Host Katie Wantoch and Mark Hagedorn, retired Extension Dairy Program Manager, discuss a farmer who wants to know if they should sell pregnant dairy cattle heifers now or wait to sell these animals until after the cow has had her calf.
This is UW Extension’s Farm Management “AgriVision” podcast. I am Katie Wantoch, Agriculture Agent with UW-Madison Division of Extension. I will be chatting with fellow Extension educators as we answer questions from farmers and share our knowledge and expertise on how you can improve your farm management skills.
Well welcome, everyone. And on today’s podcast, I am joined by Mark Hagedorn, the UW Madison Division of Extension’s Dairy Program Manager, and we’re going to be talking today about whether we should be including springing heifers or selling them as fresh cows. So in our case study question today, the farmer is milking 160 Holstein cows and farming about 225 acres in southwestern Wisconsin. Their herd average is 24,000 pounds with a 3.7% fat test. They have 20 heifers that are due to calve here in September. Originally, they were planning to expand their herd a bit and milk those heifers, but they had to cut production 10% this spring of 2020 and thinking increasing their cow numbers probably is not a good plan.
So they’re posing a question to us Mark about what are springing heifers bringing now? Is anyone buying them? Am I better off selling them as springers or freshening out and selling them as fresh cows? Would fresh cows be worth more than springing heifers? So Mr. Hagedorn, do you have any advice for this farmer?
Oh, thanks for asking, Katie. I think this is a good question. And in the current set of circumstances in which we’re dealing one may be correct in hesitating to expand paired with the volatility and commodity prices and supply and demand levels that we’re currently seeing, going through, and I certainly hope coming out of this COVID-19 pandemic.

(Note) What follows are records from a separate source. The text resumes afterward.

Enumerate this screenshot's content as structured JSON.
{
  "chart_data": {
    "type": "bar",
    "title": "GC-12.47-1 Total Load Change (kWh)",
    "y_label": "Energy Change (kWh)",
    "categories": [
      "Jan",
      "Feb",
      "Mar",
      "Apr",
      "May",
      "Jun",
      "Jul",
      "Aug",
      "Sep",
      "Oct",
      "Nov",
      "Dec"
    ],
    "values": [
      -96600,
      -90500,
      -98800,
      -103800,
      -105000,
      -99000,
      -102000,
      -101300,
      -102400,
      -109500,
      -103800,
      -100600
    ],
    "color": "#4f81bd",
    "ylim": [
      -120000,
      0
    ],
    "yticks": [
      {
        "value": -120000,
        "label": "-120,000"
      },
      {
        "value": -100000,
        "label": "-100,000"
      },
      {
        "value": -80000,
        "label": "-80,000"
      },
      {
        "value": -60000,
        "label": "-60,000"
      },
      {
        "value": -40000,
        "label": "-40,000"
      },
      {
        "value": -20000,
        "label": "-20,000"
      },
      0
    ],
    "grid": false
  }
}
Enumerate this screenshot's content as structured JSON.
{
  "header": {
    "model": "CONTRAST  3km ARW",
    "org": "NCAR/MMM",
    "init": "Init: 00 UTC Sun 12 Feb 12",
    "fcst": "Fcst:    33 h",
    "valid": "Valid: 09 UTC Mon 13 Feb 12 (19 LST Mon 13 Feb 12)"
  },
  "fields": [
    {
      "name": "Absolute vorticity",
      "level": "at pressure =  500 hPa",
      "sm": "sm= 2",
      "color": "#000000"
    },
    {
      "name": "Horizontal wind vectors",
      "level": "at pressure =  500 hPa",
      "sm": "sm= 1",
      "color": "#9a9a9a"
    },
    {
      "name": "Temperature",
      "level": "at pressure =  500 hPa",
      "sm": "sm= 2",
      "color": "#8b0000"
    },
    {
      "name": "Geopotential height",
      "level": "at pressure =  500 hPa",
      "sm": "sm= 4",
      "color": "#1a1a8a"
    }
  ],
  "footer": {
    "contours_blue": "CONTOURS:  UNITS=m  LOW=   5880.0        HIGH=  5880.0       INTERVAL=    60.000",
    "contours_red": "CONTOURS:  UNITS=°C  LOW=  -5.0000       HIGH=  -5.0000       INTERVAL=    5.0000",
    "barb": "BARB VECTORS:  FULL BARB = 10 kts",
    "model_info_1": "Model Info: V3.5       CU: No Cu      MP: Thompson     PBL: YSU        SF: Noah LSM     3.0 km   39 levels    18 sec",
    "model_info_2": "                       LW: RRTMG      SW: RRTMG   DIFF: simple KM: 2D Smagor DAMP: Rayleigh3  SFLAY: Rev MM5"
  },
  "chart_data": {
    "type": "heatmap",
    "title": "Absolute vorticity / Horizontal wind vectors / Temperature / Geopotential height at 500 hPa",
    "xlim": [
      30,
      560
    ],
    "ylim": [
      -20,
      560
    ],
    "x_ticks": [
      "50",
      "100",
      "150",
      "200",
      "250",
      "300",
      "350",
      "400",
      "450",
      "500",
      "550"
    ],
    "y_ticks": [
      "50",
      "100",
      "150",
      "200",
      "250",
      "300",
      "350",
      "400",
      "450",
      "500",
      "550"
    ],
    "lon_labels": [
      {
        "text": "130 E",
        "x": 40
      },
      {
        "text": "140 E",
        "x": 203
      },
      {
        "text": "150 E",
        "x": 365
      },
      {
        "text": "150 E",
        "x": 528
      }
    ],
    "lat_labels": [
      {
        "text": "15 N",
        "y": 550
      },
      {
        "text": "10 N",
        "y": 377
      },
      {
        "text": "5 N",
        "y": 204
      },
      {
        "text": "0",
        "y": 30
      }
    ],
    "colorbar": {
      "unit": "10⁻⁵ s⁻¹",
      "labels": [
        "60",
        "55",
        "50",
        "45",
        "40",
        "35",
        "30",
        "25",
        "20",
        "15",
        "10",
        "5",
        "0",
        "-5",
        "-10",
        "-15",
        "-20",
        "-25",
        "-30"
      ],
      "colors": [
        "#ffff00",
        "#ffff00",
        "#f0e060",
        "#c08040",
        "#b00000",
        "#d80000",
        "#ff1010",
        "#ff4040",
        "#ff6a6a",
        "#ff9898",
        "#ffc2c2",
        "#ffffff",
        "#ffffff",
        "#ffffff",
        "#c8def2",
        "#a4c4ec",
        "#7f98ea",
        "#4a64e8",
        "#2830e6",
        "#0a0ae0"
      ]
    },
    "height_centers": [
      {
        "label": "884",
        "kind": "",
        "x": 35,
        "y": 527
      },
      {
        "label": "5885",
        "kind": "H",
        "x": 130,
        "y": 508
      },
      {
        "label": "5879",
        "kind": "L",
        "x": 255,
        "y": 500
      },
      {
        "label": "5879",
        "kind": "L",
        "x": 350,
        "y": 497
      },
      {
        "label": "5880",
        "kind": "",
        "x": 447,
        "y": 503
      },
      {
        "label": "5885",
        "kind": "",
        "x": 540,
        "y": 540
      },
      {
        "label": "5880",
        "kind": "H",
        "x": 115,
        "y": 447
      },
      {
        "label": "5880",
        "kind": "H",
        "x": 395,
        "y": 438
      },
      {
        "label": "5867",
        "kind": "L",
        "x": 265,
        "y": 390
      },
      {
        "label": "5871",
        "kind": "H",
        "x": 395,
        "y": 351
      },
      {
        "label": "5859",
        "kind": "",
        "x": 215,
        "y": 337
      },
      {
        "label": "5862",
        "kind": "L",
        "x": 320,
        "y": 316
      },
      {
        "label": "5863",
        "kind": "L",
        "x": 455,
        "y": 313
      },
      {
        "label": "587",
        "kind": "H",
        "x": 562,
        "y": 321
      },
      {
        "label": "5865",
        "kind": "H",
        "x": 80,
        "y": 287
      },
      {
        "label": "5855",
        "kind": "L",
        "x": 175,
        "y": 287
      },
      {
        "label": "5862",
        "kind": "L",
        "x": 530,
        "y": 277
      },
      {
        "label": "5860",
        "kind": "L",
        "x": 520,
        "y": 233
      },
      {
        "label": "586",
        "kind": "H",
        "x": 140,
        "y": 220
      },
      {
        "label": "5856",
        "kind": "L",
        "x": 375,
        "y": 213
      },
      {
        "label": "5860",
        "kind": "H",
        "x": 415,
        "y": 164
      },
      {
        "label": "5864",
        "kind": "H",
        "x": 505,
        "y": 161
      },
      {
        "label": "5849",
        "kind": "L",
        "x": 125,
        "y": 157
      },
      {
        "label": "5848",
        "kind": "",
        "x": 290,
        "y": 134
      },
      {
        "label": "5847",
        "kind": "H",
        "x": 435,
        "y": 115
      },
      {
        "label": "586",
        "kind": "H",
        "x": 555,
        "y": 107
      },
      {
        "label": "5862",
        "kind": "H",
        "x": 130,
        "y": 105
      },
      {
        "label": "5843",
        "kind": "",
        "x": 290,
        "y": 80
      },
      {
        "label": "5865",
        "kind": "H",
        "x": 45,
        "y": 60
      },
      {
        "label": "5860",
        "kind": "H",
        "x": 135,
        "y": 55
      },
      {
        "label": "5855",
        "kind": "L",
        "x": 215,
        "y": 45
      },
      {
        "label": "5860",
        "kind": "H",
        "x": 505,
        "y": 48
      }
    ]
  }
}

You’d need to research your local market prices and determine if there is a price difference between selling springing heifers and fresh cows. I think you may need to consider what will be the risk versus reward to holding on to your springing heifers. The risks of course, would be feeding these springers, reducing inventory and feed, potential calving issues as you calve have these animals out, lower production in the first year from first calf heifers versus what you would typically achieve and receive from a second, third or fourth lactation cow. On the positive side. If you retain or sell, you’ll have the calf that’s born. You potentially will have better genetics and these heifers going into the herd than what you may have with an existing fresh cow if you were to swap these animals out.
You also need to take a look at longevity within the herd. Heifers obviously are going to last longer than what you will experience with a second, third, fourth lactation animal.
You’ll be making an investment in the springer that will take a little bit longer time to realize return.
You’re already reaping the benefits from the mature cows. So you may not be as efficient. But right at the moment, you’re got that potential that should allow you to spread her value out over time. Many decisions to consider as you’re looking at this and it’s going to be very specific to your dairy operation and how it’s going to impact the bottom line. But as we wrap this conversation up, be very aware of what the local market for both heifers and cows are, take a good long look at the genetic potential in the animals that you would be injecting into the herd versus the cows that you already have in the herd. And as we stated just a little earlier, it’s a risk reward thing. So take a moment to think and good luck!
Alright, well, thanks, Mark. Appreciate that feedback. And this was Mark Hagedorn, UW Madison Division of Extension’s Dairy Program Manager, and I am Katie Wantoch, Agriculture Agent with Extension in Dunn County.